Department of Justice
U.S. Attorney’s Office
Southern District of California

Friday, February 21, 2014

Local Biotech Firm Fined $250,000 For Concealing Toxic Nature Of Product From The FDA


San Diego biomedical device manufacturer Valor Medical, Inc. was fined $250,000 today by U.S. District Judge Dana M. Sabraw for intentionally withholding unfavorable test results from the Food and Drug Administration about products under development for the treatment of aneurysms.

Valor had been seeking FDA approval to proceed with clinical trials of the devices in question, including one intended for use in blood vessels in the brain, known as Neucrylate AN, and one intended for use in blood vessels near the heart, called Neucrylate AVM. But the actual preclinical test results would have cast doubt on the safety of Neucrylate, so the company concealed the results.

No Americans were harmed because the FDA never permitted clinical trials to proceed in the United States. However, one death and two strokes occurred as part of clinical trials of the product in Europe, where the European authorities were also unaware of the undisclosed test reports.

Former Valor CEO and current member of the Board of Directors H. Clark Adams and Valor Regulatory and Clinical Affairs Manager Cathy Bacquet pleaded guilty to misdemeanors, and Valor founder Dr. Charles Kerber and Chief Scientist Peter Friedman entered into Deferred Prosecution Agreements, for their roles in the matter.

Because Neucrylate is considered be a Class III medical device under the Food, Drug and Cosmetic Act (“FDCA”), premarket approval from the FDA is required before it can be sold in the United States. In order to perform clinical trials on humans to obtain the data needed to support an application for premarket approval, Valor needed to obtain an investigational device exemption (“IDE”) from the FDA. The regulations relating to investigational device exemptions require the applicant to submit “reports of all prior clinical, animal and laboratory testing of the device.”

As the device is intended to be permanently implanted in the body, biocompatibility is very important. The FDA evaluates the biocompatibility of medical devices pursuant to international standards, which require a series of at least three tests.

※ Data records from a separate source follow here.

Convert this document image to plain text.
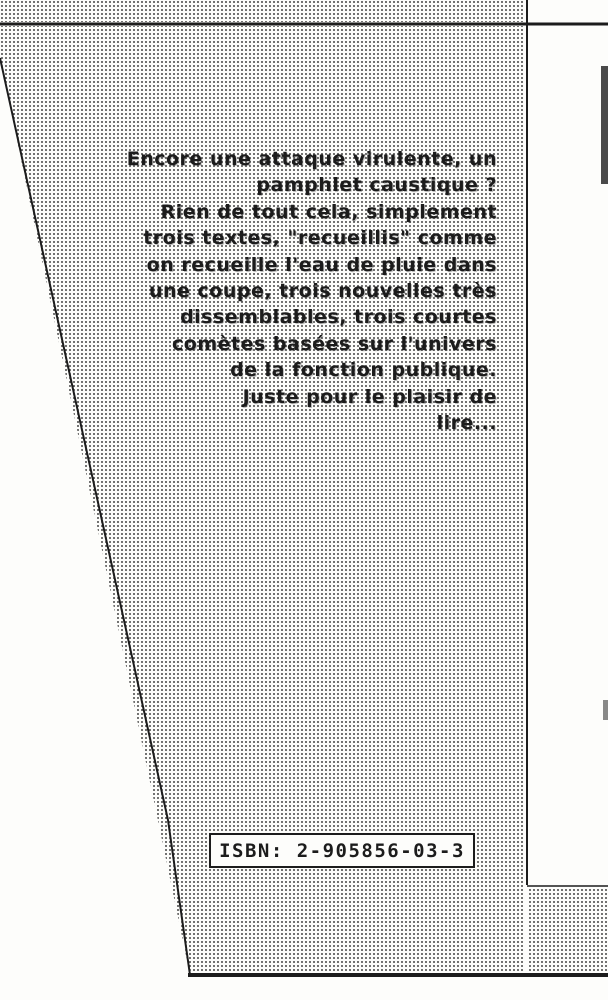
Encore une attaque virulente, un
pamphlet caustique ?
Rien de tout cela, simplement
trois textes, "recueillis" comme
on recueille l'eau de pluie dans
une coupe, trois nouvelles très
dissemblables, trois courtes
comètes basées sur l'univers
de la fonction publique.
Juste pour le plaisir de
lire...
ISBN: 2-905856-03-3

Two of the three tests typically performed to satisfy these requirements are the mouse lymphoma assay (MLA) and the chromosomal assay (CAA) tests.

According to sentencing documents filed with the court, Valor sent samples of Neucrylate to a laboratory to perform the CAA and MLA tests in early 2007. Shortly thereafter, the lab reported to Alan Donald, a consultant hired by Valor, that all the chromosomes in the CAA test had been destroyed by initial contact with the Neucrylate, indicating toxicity.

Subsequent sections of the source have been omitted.